Thursday, February 6, 2014

Komunikasi Bisnis Di Tengah Keragaman Budaya



Foto dari: prabowo-womanizer.blogspot.com


Latar Belakang
Bangsa Indonesia sebagai bangsa multikultur terdiri dari berbagai masyarakat yang memiliki banyak suku dan etnik. Banyaknya suku dan etnik dapat menimbulkan stereotip antaretnik. Stereotip antaretnik yang mendekati realitas sering merupakan ekspresi rasa kesukubangsaan, namun di sisi lain stereotip yang tidak sesuai dengan realitas etnik tertentu dapat menjadi bumerang dan kesalahpahaman hubungan antaretnik.

Sebaliknya, stereotip yang positif (mendekati realitas) akan mampu meningkatkan kompetensi komunikasi antarbudaya, khususnya di bidang bisnis. Namun hubungan konsep-konsep tersebut perlu diuji perkembangannya terkini, terutama dalam komunikasi bisnis antarbudaya di Indonesia yang sangat beragam.
Terlebih untuk tataran dunia, kita bisa lihat tiap negara akan berbeda cara memaknai sebuah sikap, intonasi bicara, bahasa tanda (non verbal), atau isyarat-isyarat lainnya. Dengan perbedaan tersebut tentu banyak hal yang harus dikaji kembali agar keanekaragaman buda tidak menimbulkan efek negative, misalnya saling mencela atau terpecahnya suatu hubungan diakibatkan oleh miss communications.
Terlebih dalam komunikasi bisnis, yang berkaitan erat dengan lobi, dan negosiasi. Wilayah ini teramat rawan untuk terjadi kesalah pahaman atau berbeda pendapat sehingga bisnis yang akan dijalankan kedua belah pihak gagal. Misalnya dalam kontek budaya, orang Jawa atau Sunda lebih kepada high context sedangkan Sumatera low context, hal tersebut bisa menggugurkan suatu bisnis saat kedua belah pihak tak saling memahami.
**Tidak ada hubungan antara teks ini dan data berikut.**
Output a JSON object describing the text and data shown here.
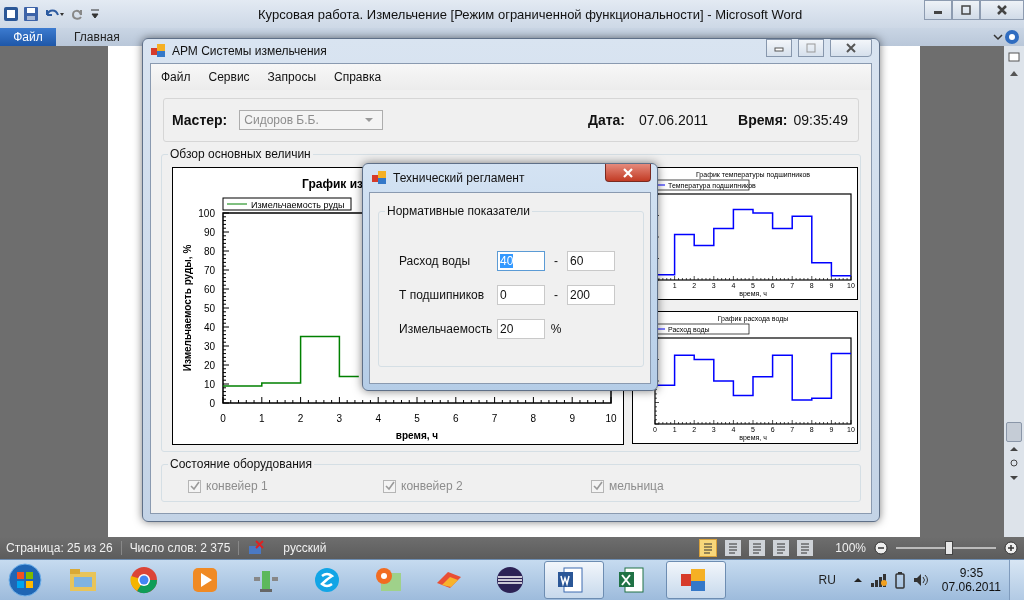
{
  "word": {
    "title": "Курсовая работа. Измельчение [Режим ограниченной функциональности]  -  Microsoft Word",
    "file_tab": "Файл",
    "tabs": [
      "Главная"
    ]
  },
  "app": {
    "title": "АРМ Системы измельчения",
    "menu": [
      "Файл",
      "Сервис",
      "Запросы",
      "Справка"
    ],
    "master": {
      "label": "Мастер:",
      "value": "Сидоров Б.Б.",
      "disabled": true
    },
    "date": {
      "label": "Дата:",
      "value": "07.06.2011"
    },
    "time": {
      "label": "Время:",
      "value": "09:35:49"
    },
    "overview": {
      "title": "Обзор основных величин",
      "main_chart": {
        "chart_data": {
          "type": "line",
          "title": "График из",
          "xlabel": "время, ч",
          "ylabel": "Измельчаемость руды, %",
          "x": [
            0,
            1,
            1,
            2,
            2,
            3,
            3,
            3.5
          ],
          "series": [
            {
              "name": "Измельчаемость руды",
              "color": "#008000",
              "values": [
                9,
                9,
                10.5,
                10.5,
                35,
                35,
                14,
                14
              ]
            }
          ],
          "xlim": [
            0,
            10
          ],
          "ylim": [
            0,
            100
          ],
          "xticks": [
            0,
            1,
            2,
            3,
            4,
            5,
            6,
            7,
            8,
            9,
            10
          ],
          "yticks": [
            0,
            10,
            20,
            30,
            40,
            50,
            60,
            70,
            80,
            90,
            100
          ]
        }
      },
      "mini_charts": [
        {
          "title": "График температуры подшипников",
          "legend": "Температура подшипников",
          "xlabel": "время, ч",
          "xticks": [
            "1",
            "2",
            "3",
            "4",
            "5",
            "6",
            "7",
            "8",
            "9",
            "10"
          ]
        },
        {
          "title": "График расхода воды",
          "legend": "Расход воды",
          "xlabel": "время, ч",
          "xticks": [
            "0",
            "1",
            "2",
            "3",
            "4",
            "5",
            "6",
            "7",
            "8",
            "9",
            "10"
          ]
        }
      ]
    },
    "equipment": {
      "title": "Состояние оборудования",
      "items": [
        {
          "label": "конвейер 1",
          "checked": true,
          "disabled": true
        },
        {
          "label": "конвейер 2",
          "checked": true,
          "disabled": true
        },
        {
          "label": "мельница",
          "checked": true,
          "disabled": true
        }
      ]
    }
  },
  "dialog": {
    "title": "Технический регламент",
    "group": "Нормативные показатели",
    "rows": [
      {
        "kind": "range",
        "label": "Расход воды",
        "from": "40",
        "separator": "-",
        "to": "60",
        "focused": true
      },
      {
        "kind": "range",
        "label": "Т подшипников",
        "from": "0",
        "separator": "-",
        "to": "200",
        "focused": false
      },
      {
        "kind": "single",
        "label": "Измельчаемость",
        "value": "20",
        "unit": "%",
        "focused": false
      }
    ]
  },
  "status_bar": {
    "page": "Страница: 25 из 26",
    "words": "Число слов: 2 375",
    "language": "русский",
    "views": [
      {
        "selected": true
      },
      {
        "selected": false
      },
      {
        "selected": false
      },
      {
        "selected": false
      },
      {
        "selected": false
      }
    ],
    "zoom": "100%",
    "zoom_slider": {
      "level": 0.52
    }
  },
  "taskbar": {
    "items": [
      {
        "kind": "folder",
        "selected": false
      },
      {
        "kind": "browser",
        "selected": false
      },
      {
        "kind": "media",
        "selected": false
      },
      {
        "kind": "gadget",
        "selected": false
      },
      {
        "kind": "chat",
        "selected": false
      },
      {
        "kind": "map",
        "selected": false
      },
      {
        "kind": "ribbon",
        "selected": false
      },
      {
        "kind": "sphere",
        "selected": false
      },
      {
        "kind": "document",
        "selected": true
      },
      {
        "kind": "sheet",
        "selected": false
      },
      {
        "kind": "app",
        "selected": true
      }
    ],
    "language": "RU",
    "time": "9:35",
    "date": "07.06.2011"
  }
}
Komunikasi Bisnis dan Keragaman Budaya
Penggolongan kelompok budaya tidak bersifat mutlak; kita boleh memilih satu atau lebih untuk menkitai sebuah kelompok yang memiliki budaya yang sama. Misalnya di USA. Orang Amerika berbicara tentang orang-orang asli California, Nebraska, dan New Hampshire sebagai berasal dari budaya-budaya regional yang berbeda (West Coast, Midwest, dan New England), Kita boleh menyebut masing-masing sebagai anggota sebuah budaya kota atau budaya desa, atau sebagai anggota budaya Irlandia atau budaya Yahudi. Kita boleh menganggap mereka sebagai anggota-anggota budaya Barat yang lebih luas lagi.
Intercultural communication is the process of sending and receiving messages between people of different cultures.
Komunikasi Antarbudaya (Intercultural Communication) adalah proses komunikasi antaraorang-orang yang berbeda budaya (baik dalam arti ras, etnik, atau perbedaan-perbedaan sosio ekonomi).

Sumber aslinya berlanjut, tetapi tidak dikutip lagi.